Add ScalarValue::eq_array optimized comparison function #844

alamb · 2021-08-09T15:46:49Z

Which issue does this PR close?

Re #790 / part of #808 which can be reviewed independently

Rationale for this change

For the group by hash algorithm in Rework GroupByHash to for faster performance and support grouping by nulls #808, being able to compare values in [ArrayRef] to [ScalarValue] is in the performance critical section and thus should be optimized. Creating ScalarValues from the ArrayRefs is too slow and results in copying.

What changes are included in this PR?

Add a specialized eq_array function to ScalarValue
Test for same
A bug fix for null handling in ScalarValue::try_from_array for dictionary arrays

Are there any user-facing changes?

No

alamb · 2021-08-09T15:48:10Z

datafusion/src/scalar.rs

@@ -277,6 +277,31 @@ impl std::hash::Hash for ScalarValue {
    }
 }

+// return the index into the dictionary values for array@index as well
+// as a reference to the dictionary values array. Returns None for the
+// index if the array is NULL at index


apache/arrow-rs#672 proposes adding this upstream in arrow

I think this properly handles null values now in the DictionaryArray, whereas y initial version did not

alamb · 2021-08-09T15:48:49Z

datafusion/src/scalar.rs

@@ -973,22 +1011,106 @@ impl ScalarValue {
        })
    }

-    fn try_from_dict_array<K: ArrowDictionaryKeyType>(


refactored into get_dict_value

jorgecarleitao · 2021-08-09T15:52:54Z

Could it make sense to use arrow::compute::kernels::comparison::eq_utf8_scalar, simd_compare_op and the like? Not sure there is an implementation for the dictionary array, but, for the remaining, it seems that this is the case.

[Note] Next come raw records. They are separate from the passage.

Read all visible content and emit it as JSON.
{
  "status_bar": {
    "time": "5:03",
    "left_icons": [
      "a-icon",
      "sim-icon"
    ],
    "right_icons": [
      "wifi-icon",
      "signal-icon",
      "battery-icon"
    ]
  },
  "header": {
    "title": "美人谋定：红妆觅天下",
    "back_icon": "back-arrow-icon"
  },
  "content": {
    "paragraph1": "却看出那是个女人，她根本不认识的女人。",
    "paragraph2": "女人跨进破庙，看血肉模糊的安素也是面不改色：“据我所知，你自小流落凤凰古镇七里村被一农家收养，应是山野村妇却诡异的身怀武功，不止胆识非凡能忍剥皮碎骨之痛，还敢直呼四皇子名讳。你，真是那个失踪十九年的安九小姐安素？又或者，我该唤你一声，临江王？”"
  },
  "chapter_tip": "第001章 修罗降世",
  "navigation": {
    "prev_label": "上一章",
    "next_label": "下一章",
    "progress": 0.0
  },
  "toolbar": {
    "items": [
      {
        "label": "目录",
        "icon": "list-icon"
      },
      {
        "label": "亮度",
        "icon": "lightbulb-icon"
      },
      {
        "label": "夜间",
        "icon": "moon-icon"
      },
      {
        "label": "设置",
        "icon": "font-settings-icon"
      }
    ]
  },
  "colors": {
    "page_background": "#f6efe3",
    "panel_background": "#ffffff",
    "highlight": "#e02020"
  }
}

alamb · 2021-08-09T16:06:48Z

Could it make sense to use arrow::compute::kernels::comparison::eq_utf8_scalar, simd_compare_op and the like? Not sure there is an implementation for the dictionary array, but, for the remaining, it seems that this is the case.

I am not sure @jorgecarleitao -- in this case there is only a single row (potentially multiple columns) being compared so I am not sure if calling into the kernels would help at all

jorgecarleitao · 2021-08-09T16:26:33Z

Ok, maybe I am misunderstanding, sorry, it has been a while.

If I recall, we will need to perform N x M comparisons where N is the number of rows in the batch and M the distinct number of items in a group, around here, roughly represented in for (row, hash) in batch_hashes.into_iter().enumerate() and the inner group_values.iter()....all(op).

The implementation array_eq will promote an non-vectorized approach where each operation requires a downcast and some conversions, i.e. it needs to check type (downcast), 2 bound checks (.is_valid and .value) and works on non-aligned memory (i.e. not all comparisons are done at once).

The suggestion to use the kernels to use a vectorized comparison, which leverages an aligned memory, no bound checks, and no type checking (i.e. no per item downcast). Sorry I do not have any code :/, was just a comment hinting to the opportunity to vectorize the operation.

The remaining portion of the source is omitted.